Differenziata per i torsoli
Massimo Gramellini nella sua rubrica “Il caffè” sul Corriere della Sera del 3 luglio conferma pienamente di essere tornato nella modalità “normal”. Misurandosi non più con guerre, tensioni internazionali, situazioni sociali critiche, ma con un tema abbordabile senza che scattino ordini di scuderia non negoziabili, quello che un tempo non lontano era uno dei banditori della crociata contro il “complessismo” si ripropone beatamente come il depositario di una coscienza liberale, sapientemente incline al dubbio, estranea alla perentorietà di troppo facili certezze in odore di vecchi e nuovi totalitarismi. «Chi ha ragione?» si chiede a proposito della contesa via social sulla nuova abitudine dei genitori di accompagnare i figli all’esame di maturità con «un bouquet di fiori in grembo». Su questioni simili, il granitico nemico dell’infida complessità in tempi di chiamata alle armi si dilegua dietro le quinte, lasciando disinvoltamente il proscenio all’uomo della ponderata relatività, della consapevolezza della irrudicibilità del reale a semplicistiche dicotomie. Sa di essere in nobile minoranza ma questo – sulla questione di mamma e papà alla maturità – non lo induce certo ad abdicare al ruolo di custode di un senso della storia e della società trasmessogli dal percorso secolare del pensiero liberale, alieno da assolutizzazioni gravide di violenza e intolleranza.
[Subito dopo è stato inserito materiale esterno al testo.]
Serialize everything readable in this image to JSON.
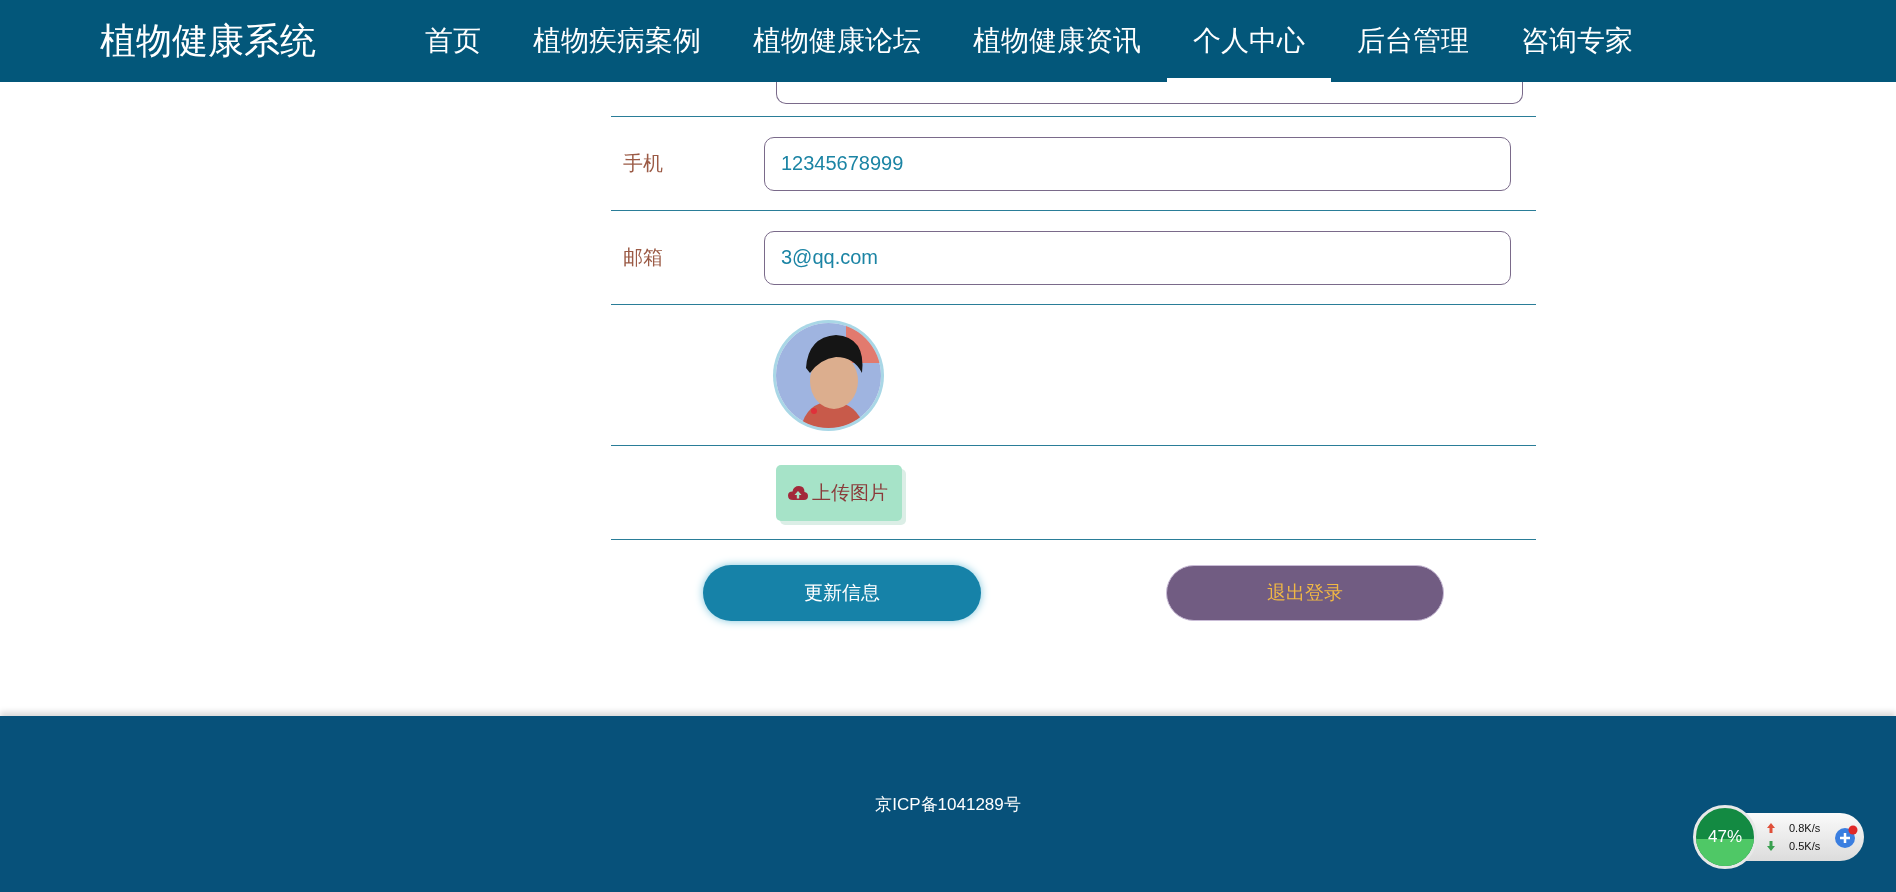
{
  "header": {
    "title": "植物健康系统",
    "nav": [
      {
        "label": "首页",
        "selected": false
      },
      {
        "label": "植物疾病案例",
        "selected": false
      },
      {
        "label": "植物健康论坛",
        "selected": false
      },
      {
        "label": "植物健康资讯",
        "selected": false
      },
      {
        "label": "个人中心",
        "selected": true
      },
      {
        "label": "后台管理",
        "selected": false
      },
      {
        "label": "咨询专家",
        "selected": false
      }
    ]
  },
  "form": {
    "rows": [
      {
        "kind": "cut_field"
      },
      {
        "kind": "field",
        "label": "手机",
        "value": "12345678999"
      },
      {
        "kind": "field",
        "label": "邮箱",
        "value": "3@qq.com"
      },
      {
        "kind": "avatar"
      },
      {
        "kind": "upload",
        "label": "上传图片"
      }
    ]
  },
  "actions": [
    {
      "kind": "primary",
      "label": "更新信息"
    },
    {
      "kind": "secondary",
      "label": "退出登录"
    }
  ],
  "footer": {
    "icp": "京ICP备1041289号"
  },
  "speed_widget": {
    "percent": "47%",
    "upload": "0.8K/s",
    "download": "0.5K/s"
  }
}
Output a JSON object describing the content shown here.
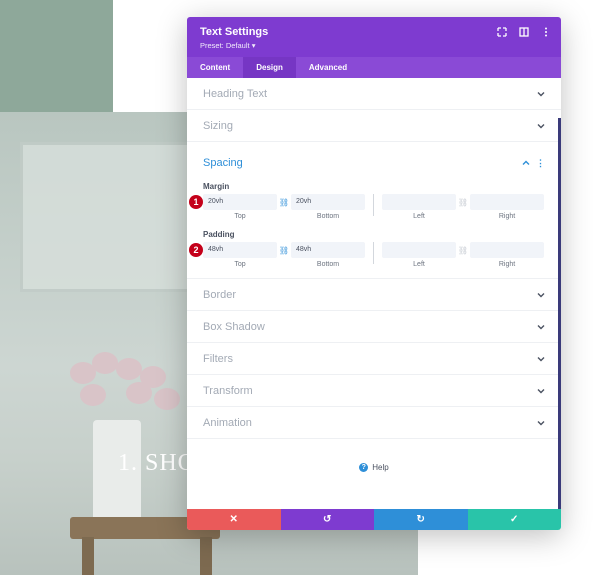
{
  "background": {
    "hero_text": "1. SHO"
  },
  "modal": {
    "title": "Text Settings",
    "preset": "Preset: Default ▾",
    "tabs": [
      {
        "label": "Content"
      },
      {
        "label": "Design",
        "active": true
      },
      {
        "label": "Advanced"
      }
    ],
    "sections_top": [
      "Heading Text",
      "Sizing"
    ],
    "spacing": {
      "label": "Spacing",
      "margin": {
        "label": "Margin",
        "top": "20vh",
        "bottom": "20vh",
        "left": "",
        "right": "",
        "captions": [
          "Top",
          "Bottom",
          "Left",
          "Right"
        ]
      },
      "padding": {
        "label": "Padding",
        "top": "48vh",
        "bottom": "48vh",
        "left": "",
        "right": "",
        "captions": [
          "Top",
          "Bottom",
          "Left",
          "Right"
        ]
      },
      "badges": [
        "1",
        "2"
      ]
    },
    "sections_bottom": [
      "Border",
      "Box Shadow",
      "Filters",
      "Transform",
      "Animation"
    ],
    "help_label": "Help",
    "footer": {
      "colors": {
        "cancel": "#ea5a5a",
        "undo": "#7e3bd0",
        "redo": "#2e8fd8",
        "save": "#29c4a9"
      }
    }
  },
  "colors": {
    "header": "#7e3bd0",
    "tabs": "#8a4ad6",
    "accent": "#2e8fd8"
  }
}
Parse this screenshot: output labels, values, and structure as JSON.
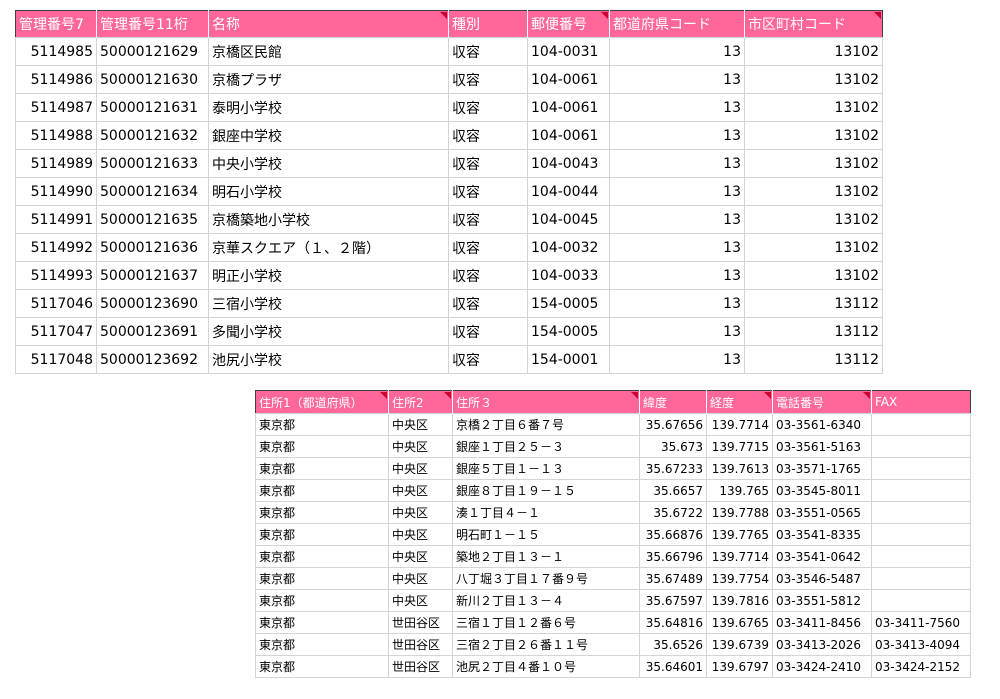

«Lo schema dei social non prevede sfumature: ogni questione va spaccata in due come una mela. Ma per i pochi che si riconoscono quasi sempre nel torsolo, sopravvive una terza opzione, quella liberale».
Il fustigatore di ogni complessità come paravento di un immancabile putinismo, il dispensatore di scomuniche in nome di una guerra che non doveva prevedere altre interpretazioni che la difesa della democrazia ucraina e del diritto internazionale, oggi torna a librarsi al di sopra del rozzo manicheismo “social”, guardando ad esso con il distacco e la superiorità di una identità liberale consapevole delle sfumature dell’esistente e di come, di fronte all’imposizione di un’alternativa schematica e troppo riduttiva, sussista sempre «una terza opzione». Per certi opinionisti, che hanno alle spalle la sostanza sociale di frazioni borghesi sufficientemente forti per imporre il condono generalizzato agli svarioni e ai voltafaccia dei propri reparti d’assalto ideologici, non importa tanto che sussista un minimo di coerenza tra i proclami e le invettive di ieri e quelli di oggi. L’importante è parlare sempre e comunque dal pulpito.
Lo sapevamo, lo abbiamo scritto, le posture da cacciatori di complessisti, il fiero cipiglio di chi non ammette altra verità che quella del proprio schieramento borghese, ammantata di sacri valori e principi non discutibili, non avrebbero impedito a questi paladini del dubbio (quando fa fine e non impegna) di tornare a giocare al Socrate senza rischio di cicuta, al nobile intelletto travagliato dal sapere di non sapere. Meglio ancora se con una spruzzata di liberalismo (anche questo fa molto fine e impegna ancora di meno).
Lo spadino con cui tracciare il categorico solco dell’o di qua o di là (ovviamente bandendo da questo aut aut ogni considerazione che riconduca una reale complessità sociale alla divisione in classi) è stato però solo riposto nel comodino a fianco del letto. Torneranno a brandirlo quando gli interessi borghesi di riferimento lo richiederanno.
Questa è la loro unica, autentica, coerenza.
Altra coerenza non ci aspettiamo, sappiamo che per loro è impossibile. A fronte delle invereconde capriole liberali di questi cultori di un dubbio che non ammette dubbi sul dominio di classe della borghesia, preferiamo mantenere la nostra coerenza, marxista, classista e anti-liberale. Una coerenza teorica, politica, di classe che ci consente di guardare alle loro pantomime ex cathedra, per dirla con Jack London, senza odio e senza pietà. Di meno non meritano, di più non valgono.